Goldhandel und Goldhagen

Götz Aly hat recht. In einem bemerkenswerten Kommentar in der Berliner Zeitung vom 4. Dezember kommentierte er das Geschehen während der Londoner Raubgold-Konferenz wie folgt: "In London steht die neutrale Schweiz am Pranger, Deutschland sonnt sich im milden Licht neutralen Sachverstands - eine seltsame Verkehrung von Ursache und Wirkung. (...) Nur ein Bruchteil der Beute wurde in die Schweiz transferiert, mal deponiert, mal zur Bezahlung des schier unersättlichen Rüstungsbedarfs verwandt. Der Opportunismus des Geldes, der Opportunismus der Schweiz lassen sich kritisieren (...) - aber in Deutschland besteht kein Anlaß zur Selbstgerechtigkeit. (...) Vom ersten Tag an war die deutsche Judenpolitik auf Raub angelegt - und das machte sie populär. (...) Es war die Stunde der Schnäppchenjäger an der großdeutschen Resterampe. (...) Die Schweiz hat dabei auf moralisch verwerfliche Weise profitiert (...). Im Inneren Deutschlands aber festigte das gemeinsam Geraubte den Dünkel und Zusammenhalt der Volksgemeinschaft."

Was in dem Kommentar von Götz Aly allerdings fehlt, ist die Erkenntnis, daß die Deutschen Juden auch dann ermordet hätten, wenn es dafür nichts gegeben hätte. Keine Kunstgegenstände für die Privatgalerien zwischen Frankfurt und Leipzig, keine arisierten Geschäfte für Kaufleute in jeder beliebigen Kleinstadt, keine geräumten Wohnungen fürs Wiener oder Kölner Proletariat, keine in Auschwitz und anderswo geraubte Kleidung für die NS-Volkswohlfahrt und das Winterhilfswerk. Auch keine niedrigen Rentenversicherungsbeiträge für alle (Deutschen), die seit 1941 durch die Übertragung von Beitragszahlungen Deportierter der Volksgemeinschaft deutscher Sozialversicherter zustande kamen.
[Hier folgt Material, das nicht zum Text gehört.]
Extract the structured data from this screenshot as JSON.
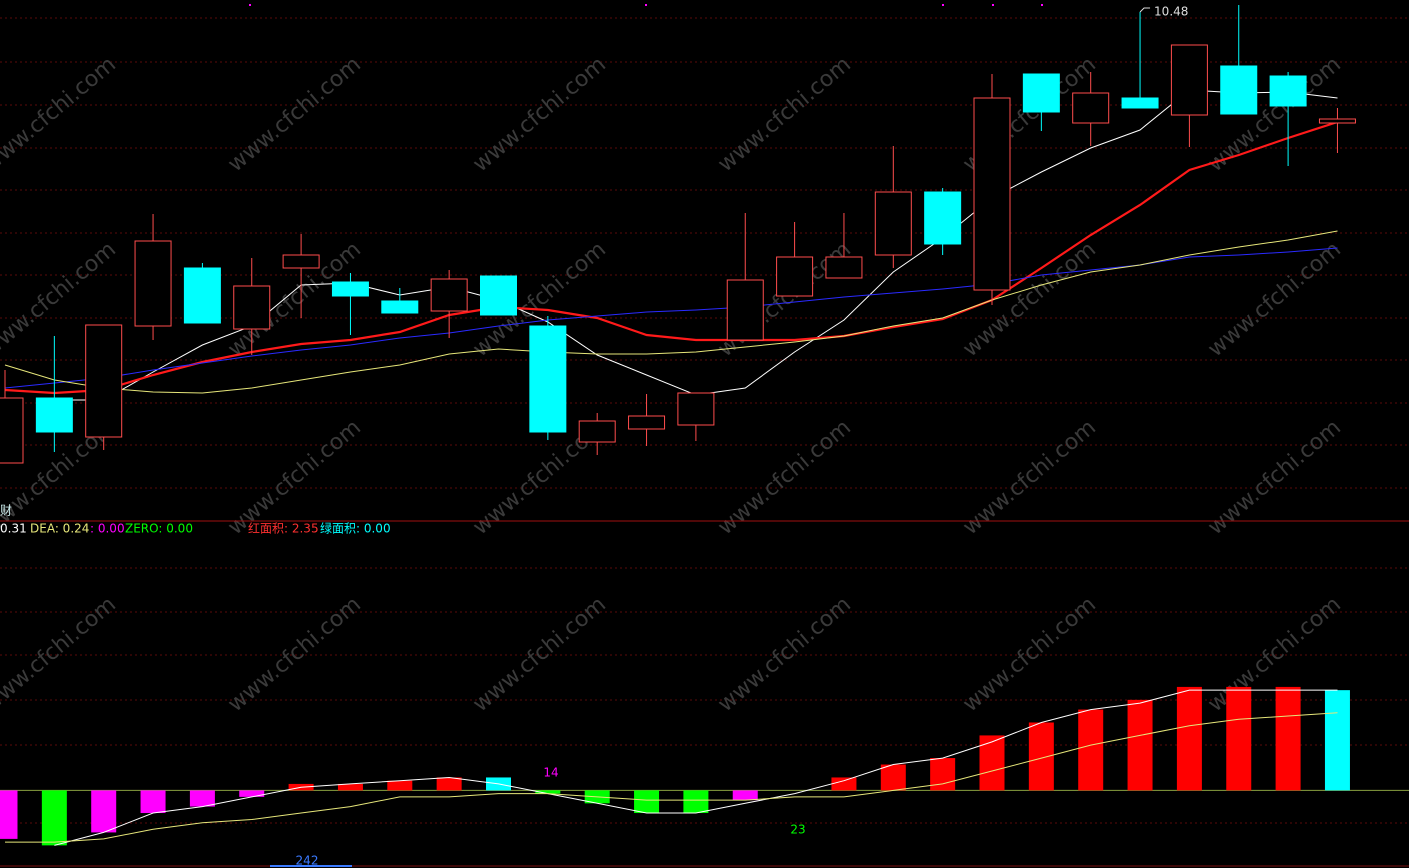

Denn hier hat Daniel Goldhagen recht: "Nicht wirtschaftliche Not, nicht die Zwangsmittel eines totalitären Staates, nicht sozialpsychologisch wirksamer Druck (...), sondern die Vorstellungen, die in Deutschland seit Jahrzehnten über Juden vorherrschten, brachten ganz normale Deutsche dazu, (...) jüdische Männer, Frauen und Kinder zu Tausenden systematisch und ohne Erbarmen zu töten." Daß man sie vorher noch ausrauben durfte, daß man durch die Arisierungsgewinne weniger Steuern zahlen mußte, war für sie ein angenehmer Nebeneffekt, aber keine notwendige Bedingung ihres Antisemitismus.

Der auf Raub und Mord basierende Goldhandel der Deutschen und Goldhagens Analyse der deutschen Täter bringen zusammen, was zusammengehört: die materielle mit der ideologischen Ebene, den Hehler mit dem Herrenrassisten, den Anstreicher mit seinen Antisemiten. Jene Volksgemeinschaft, die bislang noch auf keiner internationalen Konferenz in ihrer Gesamtheit angegriffen wurde.

Daß auf der Londoner Folgekonferenz im kommenden Frühsommer in Washington über von Deutschen geraubte Güter aller Art - Schmuck, Immobilien, Wertpapiere, Kunstgegenstände, Versicherungen - geforscht und diskutiert werden soll, reicht zwar nicht aus, läßt aber zumindest hoffen. Denn nicht mehr die Schweizer Banken werden dann im Mittelpunkt des Interesses stehen, sondern die zahlreichen deutschen Arisierer, ihre Praktiken, Methoden und Verbindungen. Nicht mehr in den Tresoren und Archiven in Basel und Zürich werden Hinweise zu finden sein, sondern in den "Privatschatullen zwischen Rostock und Wien" (G. Aly).